Why the sudden move? Data centers increasingly demand the ability to process information more quickly, but traditional hard drives have only shown a small increase in speed over the last few years. IBM claims that flash solutions can speed up processing by around 90 percent for banking and trading applications. Other benefits include lower energy consumption, less maintenance and a smaller footprint.
Demand for ever larger amounts of cloud storage is helping drive the change too. Speaking at last month's IBM Edge conference in Las Vegas, Tom Rosamilia, senior vice president, IBM Systems and Technology Group said, "Cloud computing and Big Data analytics are playing key roles in helping organizations lower operating expenses, improve efficiencies, and increase productivity."
Market research company IHS agrees with IBM's predictions. It says that flash based storage is challenging the hard disk drive in all markets, not just the enterprise. SSD vendors had record-high profits in 2012, and not only because of inclusion in many data centers. The makers are also gaining popularity in the PC market. In 2017, IHS predicted that SSDs will account for just over 33 percent of all data storage shipments; an increase of 700 percent from current levels.

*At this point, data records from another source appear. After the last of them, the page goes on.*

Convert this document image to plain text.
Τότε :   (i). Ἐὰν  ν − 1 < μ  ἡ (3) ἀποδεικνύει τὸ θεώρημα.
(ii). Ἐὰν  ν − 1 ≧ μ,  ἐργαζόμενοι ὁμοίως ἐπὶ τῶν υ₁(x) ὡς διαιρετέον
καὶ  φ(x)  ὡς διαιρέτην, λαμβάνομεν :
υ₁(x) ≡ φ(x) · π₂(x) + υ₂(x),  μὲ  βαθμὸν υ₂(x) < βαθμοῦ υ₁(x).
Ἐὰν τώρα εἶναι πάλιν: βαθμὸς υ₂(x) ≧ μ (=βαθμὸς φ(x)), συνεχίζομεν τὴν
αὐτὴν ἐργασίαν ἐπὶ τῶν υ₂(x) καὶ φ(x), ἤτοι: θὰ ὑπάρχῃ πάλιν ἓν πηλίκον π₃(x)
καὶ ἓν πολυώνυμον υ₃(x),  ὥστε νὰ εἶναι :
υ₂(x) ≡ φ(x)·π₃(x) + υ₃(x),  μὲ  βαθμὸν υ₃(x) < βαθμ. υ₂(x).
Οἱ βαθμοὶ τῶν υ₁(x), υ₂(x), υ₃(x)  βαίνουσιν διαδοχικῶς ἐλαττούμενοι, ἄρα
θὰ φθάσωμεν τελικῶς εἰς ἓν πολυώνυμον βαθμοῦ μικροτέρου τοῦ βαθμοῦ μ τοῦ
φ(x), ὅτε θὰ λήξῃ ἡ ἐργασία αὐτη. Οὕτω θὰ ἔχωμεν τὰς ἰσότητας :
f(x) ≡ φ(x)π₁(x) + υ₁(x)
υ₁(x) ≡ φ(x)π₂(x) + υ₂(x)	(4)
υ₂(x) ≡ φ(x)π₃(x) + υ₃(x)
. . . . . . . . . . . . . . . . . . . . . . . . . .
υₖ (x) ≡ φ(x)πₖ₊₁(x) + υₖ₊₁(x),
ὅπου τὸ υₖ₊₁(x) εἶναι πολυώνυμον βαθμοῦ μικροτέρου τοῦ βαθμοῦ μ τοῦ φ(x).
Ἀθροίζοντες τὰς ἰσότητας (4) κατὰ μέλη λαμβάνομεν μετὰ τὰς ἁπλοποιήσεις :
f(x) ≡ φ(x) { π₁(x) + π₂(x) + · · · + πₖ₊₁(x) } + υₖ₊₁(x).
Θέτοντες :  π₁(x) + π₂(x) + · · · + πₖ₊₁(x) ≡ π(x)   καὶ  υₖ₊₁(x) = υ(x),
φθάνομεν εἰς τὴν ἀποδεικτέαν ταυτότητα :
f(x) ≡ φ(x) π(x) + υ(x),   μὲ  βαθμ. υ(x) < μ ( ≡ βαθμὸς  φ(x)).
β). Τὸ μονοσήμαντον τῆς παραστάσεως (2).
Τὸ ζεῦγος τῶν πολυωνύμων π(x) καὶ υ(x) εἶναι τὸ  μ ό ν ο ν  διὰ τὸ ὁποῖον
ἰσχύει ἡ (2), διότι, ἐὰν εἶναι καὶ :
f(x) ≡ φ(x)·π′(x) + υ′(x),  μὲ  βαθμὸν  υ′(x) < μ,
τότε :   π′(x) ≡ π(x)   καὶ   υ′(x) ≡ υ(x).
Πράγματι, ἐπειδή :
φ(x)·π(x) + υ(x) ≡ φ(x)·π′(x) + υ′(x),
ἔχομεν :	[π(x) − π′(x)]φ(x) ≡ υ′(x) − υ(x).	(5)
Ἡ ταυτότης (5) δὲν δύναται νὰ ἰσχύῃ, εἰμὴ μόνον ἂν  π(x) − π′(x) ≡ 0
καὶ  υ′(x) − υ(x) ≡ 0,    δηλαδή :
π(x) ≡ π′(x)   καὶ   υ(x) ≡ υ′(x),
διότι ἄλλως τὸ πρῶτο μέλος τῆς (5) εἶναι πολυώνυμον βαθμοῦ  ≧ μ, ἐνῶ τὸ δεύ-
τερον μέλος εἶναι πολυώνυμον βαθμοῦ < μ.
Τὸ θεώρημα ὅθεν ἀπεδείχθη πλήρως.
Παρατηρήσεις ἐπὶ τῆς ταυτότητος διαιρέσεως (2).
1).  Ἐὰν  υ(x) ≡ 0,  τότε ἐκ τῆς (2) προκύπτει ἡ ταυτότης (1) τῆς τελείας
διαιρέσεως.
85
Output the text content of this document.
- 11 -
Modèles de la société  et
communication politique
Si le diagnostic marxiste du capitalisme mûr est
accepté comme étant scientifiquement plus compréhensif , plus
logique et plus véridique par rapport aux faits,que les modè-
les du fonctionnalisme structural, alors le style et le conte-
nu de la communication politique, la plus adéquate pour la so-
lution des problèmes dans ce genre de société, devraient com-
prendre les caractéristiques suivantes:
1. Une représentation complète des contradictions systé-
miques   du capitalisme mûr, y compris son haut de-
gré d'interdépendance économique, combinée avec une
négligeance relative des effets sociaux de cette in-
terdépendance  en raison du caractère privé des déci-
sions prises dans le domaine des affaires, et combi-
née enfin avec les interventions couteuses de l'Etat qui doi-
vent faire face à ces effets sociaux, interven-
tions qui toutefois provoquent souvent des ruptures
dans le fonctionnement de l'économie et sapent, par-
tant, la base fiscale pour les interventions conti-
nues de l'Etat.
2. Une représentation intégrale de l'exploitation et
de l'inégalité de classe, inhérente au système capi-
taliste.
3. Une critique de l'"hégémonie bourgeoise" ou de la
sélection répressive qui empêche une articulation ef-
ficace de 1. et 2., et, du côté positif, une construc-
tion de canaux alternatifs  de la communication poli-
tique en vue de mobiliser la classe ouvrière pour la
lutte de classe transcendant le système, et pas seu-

We've already seen the collaboration of IBM and Seagate to release the fastest enterprise hard drive in hybrid format and it's likely to be the first of many.
For those who don't need instant access to data the electro-mechanical hard drive still has a price advantage. For this reason it should continue to dominate areas like archive and backup storage where performance is less important. When the giants of the corporate IT world like IBM start to take flash storage seriously though you'd be foolish to bet against the trend.